In 2018 I was delighted to receive student nominations for the Enriching Student Life Awards scheme, under the categories of Most Uplifting Lecturer, and Most Innovative Lecturer.

Biography

I joined Cardiff in March 2016 as Reader in International Relations, and served as Head of Department from September 2016 to August 2018.

I was previously Lecturer and then Senior Lecturer in International Political Economy in the Department of Politics at Goldsmiths, University of London (2007-2016); Lecturer in African Political Economy, University of Leeds (2006-7); Lecturer in International Relations, University of Aberdeen (2003-2006); and ESRC Post-Doctoral Research Fellow in International Relations, University of Sussex (2002-3). I obtained my DPhil and MA (Development Studies) from the University of Sussex and my BA (General Engineering) from the University of Cambridge.

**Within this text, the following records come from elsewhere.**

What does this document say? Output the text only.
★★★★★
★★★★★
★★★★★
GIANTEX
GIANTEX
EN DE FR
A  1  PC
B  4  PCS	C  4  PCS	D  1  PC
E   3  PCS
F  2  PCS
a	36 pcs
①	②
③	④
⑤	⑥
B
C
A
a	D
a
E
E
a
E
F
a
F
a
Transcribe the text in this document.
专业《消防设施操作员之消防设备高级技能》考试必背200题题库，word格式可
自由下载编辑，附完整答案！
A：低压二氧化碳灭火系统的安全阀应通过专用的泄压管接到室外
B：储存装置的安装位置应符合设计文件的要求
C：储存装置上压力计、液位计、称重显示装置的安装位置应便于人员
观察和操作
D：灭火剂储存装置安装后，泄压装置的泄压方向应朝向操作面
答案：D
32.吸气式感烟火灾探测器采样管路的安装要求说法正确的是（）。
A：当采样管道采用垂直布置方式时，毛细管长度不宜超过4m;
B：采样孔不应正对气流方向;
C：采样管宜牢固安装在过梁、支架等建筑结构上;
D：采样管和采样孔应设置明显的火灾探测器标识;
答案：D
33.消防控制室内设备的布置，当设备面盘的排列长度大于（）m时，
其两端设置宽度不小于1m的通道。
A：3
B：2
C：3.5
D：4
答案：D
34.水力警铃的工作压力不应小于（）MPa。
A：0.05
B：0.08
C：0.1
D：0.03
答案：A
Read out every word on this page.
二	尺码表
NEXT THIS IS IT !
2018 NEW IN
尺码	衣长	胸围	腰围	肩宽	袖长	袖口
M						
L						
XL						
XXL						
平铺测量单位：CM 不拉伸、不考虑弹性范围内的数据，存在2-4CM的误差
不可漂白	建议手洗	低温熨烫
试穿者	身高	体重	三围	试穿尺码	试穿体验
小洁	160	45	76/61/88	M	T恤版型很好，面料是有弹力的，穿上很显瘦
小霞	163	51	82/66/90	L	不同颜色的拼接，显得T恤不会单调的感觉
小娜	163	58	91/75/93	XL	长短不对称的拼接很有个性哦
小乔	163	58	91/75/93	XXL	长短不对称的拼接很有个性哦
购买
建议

After graduating with an engineering degree I worked in Uganda for a year (1994-5) for Rwenzori Highlands Tea Company, and then for nine months (1996) with the water engineering company General Utilities Projects in Watford, part of the French company Générale des Eaux.

Supervisions

I am currently co-supervising Harry Conway's doctoral research into the implementation of REDD+ forest management projects in Liberia.